Notre Dame economist Kirk Doran has been awarded the 2013 Albert Rees Prize for outstanding Princeton Ph.D. dissertation in Labor Economics. Doran’s dissertation focused on child labor in rural Mexico.
“I wanted to see what happened to adults when children left the workforce,” says Doran, an assistant professor in the Department of Economics. “Sending kids to school instead of sending them to work could actually increase adult wages as well as child education, and in environments where many adults are underemployed this could be an important benefit of child labor reduction.”
When all the numbers were crunched, Doran found that it was indeed a win-win situation: “When children left the workforce, the demand for adult labor increased.”

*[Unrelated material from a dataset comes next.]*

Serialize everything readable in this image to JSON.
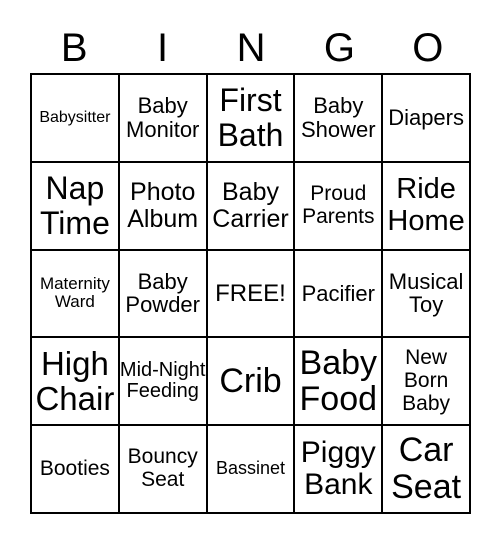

The Rees prize is awarded every two years for a Princeton Ph.D. dissertation, completed within the past six years, judged to have made the greatest contribution to labor economics. The prize carries an honorarium and commemorates renowned labor economist Al Rees, former provost at Princeton University, chief inflation monitor in the Ford Administration, and president of the Alfred P. Sloan Foundation. Rees died in 1992.

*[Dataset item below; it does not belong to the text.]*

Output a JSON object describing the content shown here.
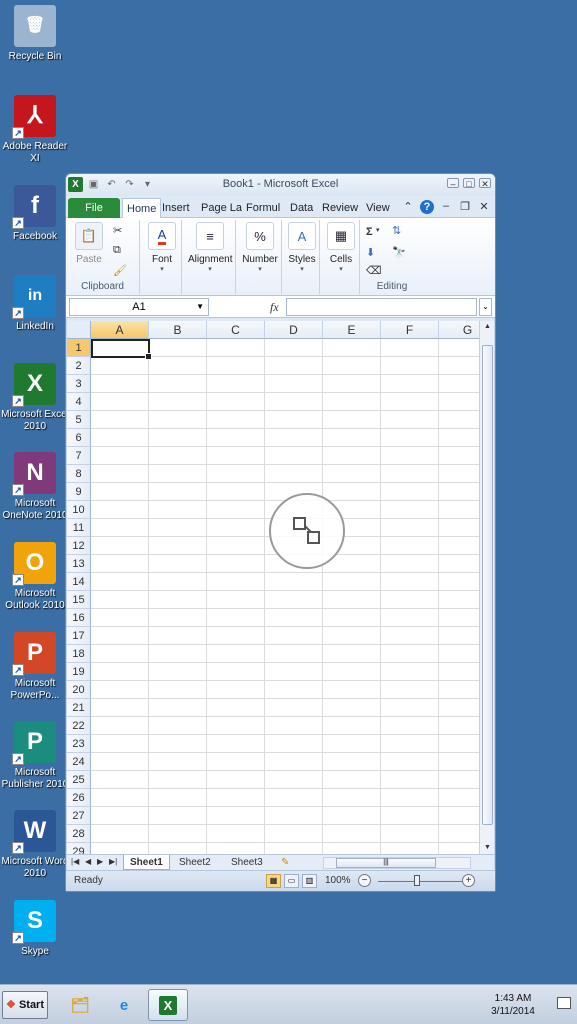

“This prize is significant because Princeton’s doctoral program has a long history of producing excellent labor economists,” says Richard Jensen, Gilbert F. Schaefer Professor of Economics and chair of Notre Dame’s Department of Economics. “Past winners include full professors at Princeton, MIT, and UC-San Diego. In fact, the current Provost at Princeton is a past winner of this prize.”

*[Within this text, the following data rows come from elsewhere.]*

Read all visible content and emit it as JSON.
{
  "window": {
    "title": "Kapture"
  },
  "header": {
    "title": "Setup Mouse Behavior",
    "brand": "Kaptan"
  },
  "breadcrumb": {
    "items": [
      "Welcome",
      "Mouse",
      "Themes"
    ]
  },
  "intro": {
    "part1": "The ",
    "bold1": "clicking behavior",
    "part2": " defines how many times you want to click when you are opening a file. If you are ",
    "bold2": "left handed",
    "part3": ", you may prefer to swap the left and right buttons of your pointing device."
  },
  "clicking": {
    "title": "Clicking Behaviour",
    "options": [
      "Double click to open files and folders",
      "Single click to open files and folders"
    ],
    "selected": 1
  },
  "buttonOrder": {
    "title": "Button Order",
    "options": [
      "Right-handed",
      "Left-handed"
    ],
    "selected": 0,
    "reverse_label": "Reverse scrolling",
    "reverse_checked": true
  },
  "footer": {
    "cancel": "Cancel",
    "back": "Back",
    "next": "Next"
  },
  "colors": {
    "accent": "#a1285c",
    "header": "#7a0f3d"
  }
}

Doran’s more recent publications have explored how the movement of scientists around the world can impact the economy. A faculty fellow in the Kellogg Institute for International Studies, Doran has been published in the Quarterly Journal of Economics, The Journal of Human Resources, and Economica.
“The economics department does a great job of supporting assistant professors,” Doran says. “I’m grateful to my senior colleagues for their guidance, and Richard Jensen has been a fantastic chair.”